EU and Unity in Diversity

The EU has 28 partner countries that speak “an unwieldy 23 languages”, as the Economist puts it. Some guy suggested that every Euro kid should learn two foreign languages. Others felt that everyone should just switch to English.

Some of the arguments against English were interesting and informative, not jingoist:
1)      The language spoken by the maximum number of Europeans is, hold your breath, German! In 4 countries, German is an official language.
2)     French has just as many native speakers as English, and is official in 3 countries.
3)     And most embarrassing of all, Britain will soon be holding a referendum whether to quit the EU altogether!
4)     The EU’s official motto is “united in diversity”, a promise to not crush every member “under a homogenising wheel”. (Wait a minute, unity in diversity? Don’t we have a copyright on that slogan?)

Now doesn’t all this make you proud to be Indian? We have 30 states (give or take), and don’t thrust any language on every state. As the Economist article put it, we didn’t relegate regional languages to also-there’s officially (most state legislatures still function in that state’s language):
“Telling 26 of 28 EU countries that of course they can keep their cute little languages, but that all serious stuff (business, academic work, legislating) must be done in English, is asking them to accept second-class linguistic citizenship.”

Every time you feel sick of Indian dis-unity, I suggest you check out the EU. Let the EU say that comparisons are odious, but we can make them anyway, especially when it makes us look good!

Comments

  1. Europe seems to keep thinking of some unity to bind them and ways to prevent erosion of their culture.

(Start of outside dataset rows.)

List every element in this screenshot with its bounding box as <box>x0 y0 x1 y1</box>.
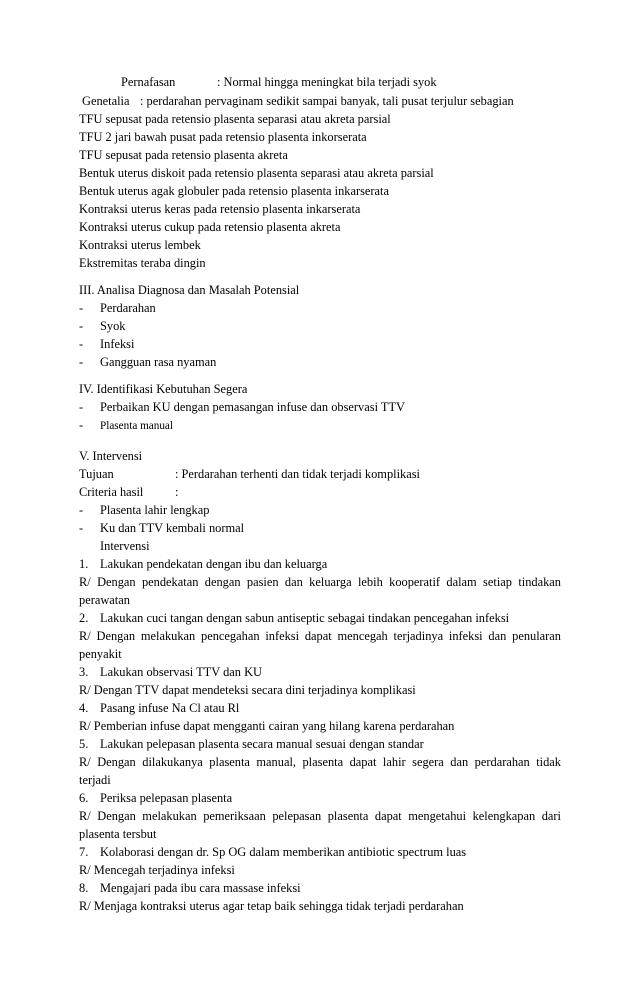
observation-line: Bentuk uterus diskoit pada retensio plasenta separasi atau akreta parsial <box>79 166 434 180</box>
rationale-line: penyakit <box>79 647 122 661</box>
criteria-label: Criteria hasil <box>79 485 144 499</box>
rationale-line: perawatan <box>79 593 130 607</box>
intervention-item: 5. Lakukan pelepasan plasenta secara manual sesuai dengan standar <box>79 737 424 751</box>
need-item: - Perbaikan KU dengan pemasangan infuse dan observasi TTV <box>79 400 405 414</box>
rationale-line: R/ Dengan melakukan pencegahan infeksi dapat mencegah terjadinya infeksi dan penularan <box>79 629 561 643</box>
observation-line: Bentuk uterus agak globuler pada retensio plasenta inkarserata <box>79 184 389 198</box>
diagnosis-item: - Infeksi <box>79 337 135 351</box>
observation-line: Kontraksi uterus keras pada retensio plasenta inkarserata <box>79 202 361 216</box>
rationale-line: plasenta tersbut <box>79 827 157 841</box>
pernafasan-value: : Normal hingga meningkat bila terjadi syok <box>217 75 437 89</box>
criteria-line <box>79 484 178 501</box>
tujuan-value: : Perdarahan terhenti dan tidak terjadi komplikasi <box>175 467 420 481</box>
observation-line: TFU sepusat pada retensio plasenta separasi atau akreta parsial <box>79 112 391 126</box>
observation-line: Kontraksi uterus cukup pada retensio plasenta akreta <box>79 220 341 234</box>
rationale-line: R/ Pemberian infuse dapat mengganti cairan yang hilang karena perdarahan <box>79 719 455 733</box>
intervention-item: 4. Pasang infuse Na Cl atau Rl <box>79 701 240 715</box>
tujuan-line <box>79 466 420 483</box>
section-4-heading: IV. Identifikasi Kebutuhan Segera <box>79 382 248 396</box>
criteria-item: - Ku dan TTV kembali normal <box>79 521 245 535</box>
observation-line: TFU sepusat pada retensio plasenta akreta <box>79 148 288 162</box>
criteria-item: - Plasenta lahir lengkap <box>79 503 210 517</box>
intervention-item: 6. Periksa pelepasan plasenta <box>79 791 233 805</box>
diagnosis-item: - Gangguan rasa nyaman <box>79 355 217 369</box>
rationale-line: R/ Dengan melakukan pemeriksaan pelepasan plasenta dapat mengetahui kelengkapan dari <box>79 809 561 823</box>
pernafasan-line <box>121 74 437 91</box>
rationale-line: terjadi <box>79 773 111 787</box>
genetalia-label: Genetalia <box>82 94 130 108</box>
observation-line: Kontraksi uterus lembek <box>79 238 201 252</box>
section-3-heading: III. Analisa Diagnosa dan Masalah Potensial <box>79 283 300 297</box>
rationale-line: R/ Menjaga kontraksi uterus agar tetap baik sehingga tidak terjadi perdarahan <box>79 899 464 913</box>
genetalia-value: : perdarahan pervaginam sedikit sampai banyak, tali pusat terjulur sebagian <box>140 94 514 108</box>
section-5-heading: V. Intervensi <box>79 449 143 463</box>
rationale-line: R/ Dengan pendekatan dengan pasien dan keluarga lebih kooperatif dalam setiap tindakan <box>79 575 561 589</box>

In some way it is admirable; in some way it implies loss of pragmatism.

    Comparing India with Europe is tricky because we are comparing a nation with a region. Nevertheless the comparison is strangely valid too, since nobody is sure yet if we are only a bunch of loose 'countries' bound together in an attempt to make it all one nation. South Asia on the whole seems to have a problem of the same kind. Even after different groups trying to induce different ways of 'nationalism' or 'culturalism' movements, unity doesn't come easily here. We may have to wait for some more decades to know if things would change here.